Gojira’s puzzle platformer Munin is well-designed, but it lacks the drive necessary to keep it engaging and to elevate it above mediocrity. Each level consists of three to six square segments that can be rotated to adjust the path for your avatar, which you traverse using the WASD keys and the spacebar. The object is to collect all of the scattered feathers. The idea quickly becomes tiresome after the first world, but the game does a great job introducing a new mechanic with each subsequent area that changes the dynamic of play in fun and interesting ways. For instance, the ice world introduces a water mechanic which can be manipulated to provide you with a boost to your height, and the “death” world that has spirit gems that haunt moving platforms, just to name a few. It provides just enough intrigue to someone who found the original premise compelling enough to make it that far.

The overall puzzle designs are enhanced because every level is difficult enough to provide a sense of accomplishment for conquering the task, and although the game does punish failure with a complete reset of the current level every time, it was always possible for me to see what I did wrong—which gave me the incentive to try again. With the possible exception of the overly dark Svartálfaheimr, the level layouts are intuitive and reasonably easy to manage. The solid design choice to ensure each level fits onto the screen makes it possible to view everything that would affect you at once. There are levels that are very complex – particularly the final stages of each world – which can provide a satisfying challenge, or complete and disheartening frustration.

It is that frustration where Munin falls short. Unfortunately, it has nothing else to offer the player for success besides a few archaic lines referencing Norse cosmology and more levels to play. This is a shame, because the game could have been very deep and enjoyable if it provided a story, characterization, or some other hook to keep the player grounded. As it is, I could have just as easily stood up and walked away from the experience, claiming it wasn’t worth the effort, and unfortunately I might have been right.
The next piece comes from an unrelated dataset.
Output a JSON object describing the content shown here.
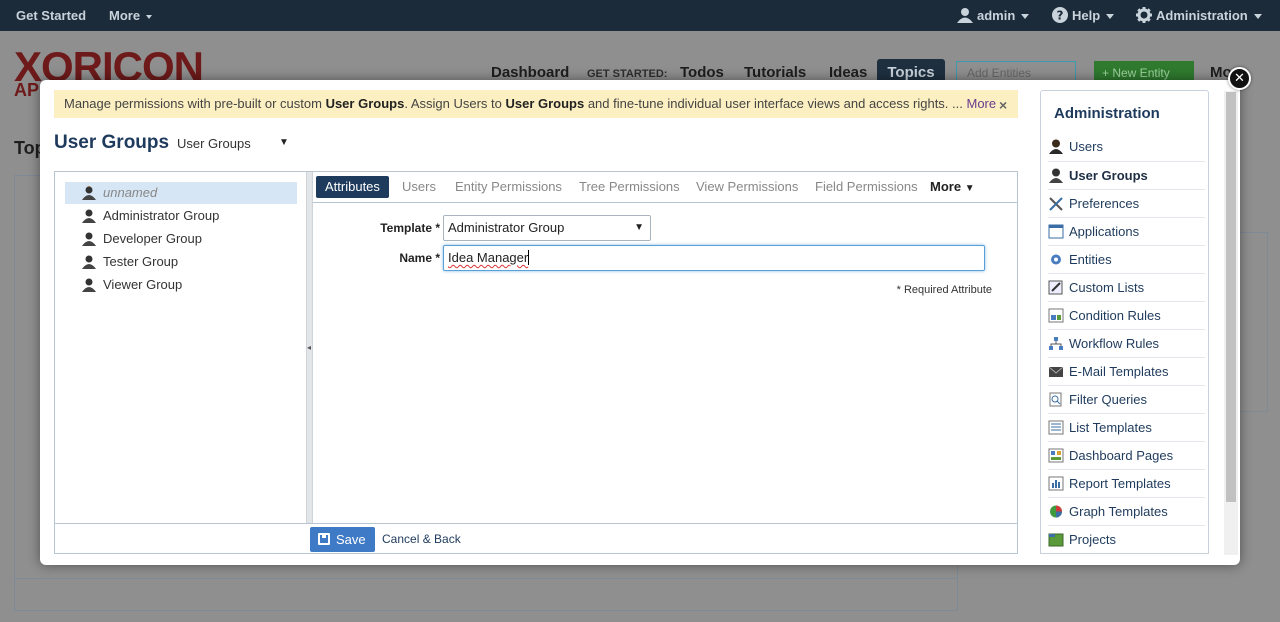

Other puzzle platformers like Braid offer the player a mystery to unveil; Portal might have been forgettable without one of the most memorable characters of gaming; and Limbo gave the player a bone-chilling aesthetic on top of its own little mystery. This is the sort of thing that Munin desperately needs. Although the game attempts to establish an identity through thematic elements from Norse mythology (such as Odin, his crow and poetry), it fails to connect on any significant level, and leaves the player an outlier to its world. Without this connection, it is left with only its mechanics to stand on, and when the going gets tough the player will probably just walk away.

Despite its lack of presence, the puzzles are fun—if you give them a chance and approach them with patience. The game is very easy to pick up and play. It’s the kind of game that I would say belongs best on a mobile platform, except the combination of platforming and rotating the level at the same time would be impossible to execute on such a device. However, as a PC game it could be a fine addition to your Steam library as something you use as a 15 minute break. In fact, the game’s sometimes frustrating nature could work to its advantage in such a situation, because once you hit a wall it could simply mean it’s back to work.
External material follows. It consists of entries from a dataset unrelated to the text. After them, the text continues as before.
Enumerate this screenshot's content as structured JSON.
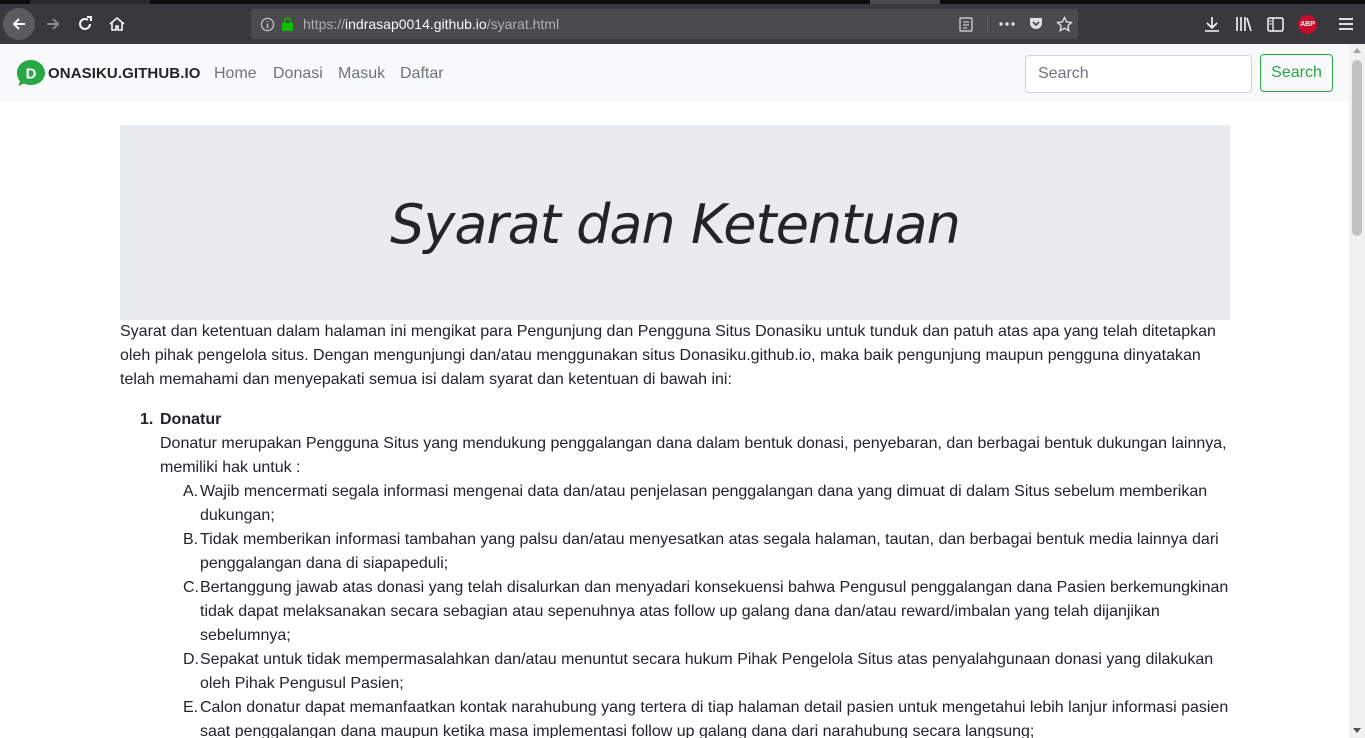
{
  "browser": {
    "url_prefix": "https://",
    "url_host": "indrasap0014.github.io",
    "url_path": "/syarat.html",
    "adblock_label": "ABP"
  },
  "navbar": {
    "brand_letter": "D",
    "brand_text": "ONASIKU.GITHUB.IO",
    "links": [
      "Home",
      "Donasi",
      "Masuk",
      "Daftar"
    ],
    "search_placeholder": "Search",
    "search_button": "Search",
    "accent_color": "#28a745"
  },
  "page": {
    "title": "Syarat dan Ketentuan",
    "intro": "Syarat dan ketentuan dalam halaman ini mengikat para Pengunjung dan Pengguna Situs Donasiku untuk tunduk dan patuh atas apa yang telah ditetapkan oleh pihak pengelola situs. Dengan mengunjungi dan/atau menggunakan situs Donasiku.github.io, maka baik pengunjung maupun pengguna dinyatakan telah memahami dan menyepakati semua isi dalam syarat dan ketentuan di bawah ini:",
    "sections": [
      {
        "number": "1.",
        "title": "Donatur",
        "description": "Donatur merupakan Pengguna Situs yang mendukung penggalangan dana dalam bentuk donasi, penyebaran, dan berbagai bentuk dukungan lainnya, memiliki hak untuk :",
        "items": [
          {
            "letter": "A.",
            "text": "Wajib mencermati segala informasi mengenai data dan/atau penjelasan penggalangan dana yang dimuat di dalam Situs sebelum memberikan dukungan;"
          },
          {
            "letter": "B.",
            "text": "Tidak memberikan informasi tambahan yang palsu dan/atau menyesatkan atas segala halaman, tautan, dan berbagai bentuk media lainnya dari penggalangan dana di siapapeduli;"
          },
          {
            "letter": "C.",
            "text": "Bertanggung jawab atas donasi yang telah disalurkan dan menyadari konsekuensi bahwa Pengusul penggalangan dana Pasien berkemungkinan tidak dapat melaksanakan secara sebagian atau sepenuhnya atas follow up galang dana dan/atau reward/imbalan yang telah dijanjikan sebelumnya;"
          },
          {
            "letter": "D.",
            "text": "Sepakat untuk tidak mempermasalahkan dan/atau menuntut secara hukum Pihak Pengelola Situs atas penyalahgunaan donasi yang dilakukan oleh Pihak Pengusul Pasien;"
          },
          {
            "letter": "E.",
            "text": "Calon donatur dapat memanfaatkan kontak narahubung yang tertera di tiap halaman detail pasien untuk mengetahui lebih lanjur informasi pasien saat penggalangan dana maupun ketika masa implementasi follow up galang dana dari narahubung secara langsung;"
          }
        ]
      }
    ]
  }
}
With that said, the game only offers so much content. There are no leaderboards, or any apparent additional challenges beyond the 77 levels of the campaign. With all of my failures and headscratching, it took about 8 hours for me to finish it up, which is fair for a budget indie title, but there are a lot of other games I could recommend that have a lot more to offer.

Regardless, the game can be fun and unique in spite of its flaws. If you’re looking for something to turn on occasionally and give you a good brain tease, then you might be satisfied with Munin. If you’re looking for something you can sink your teeth into and walk away from with fond memories, I’m afraid that Munin is as ephemeral as feather on the wind.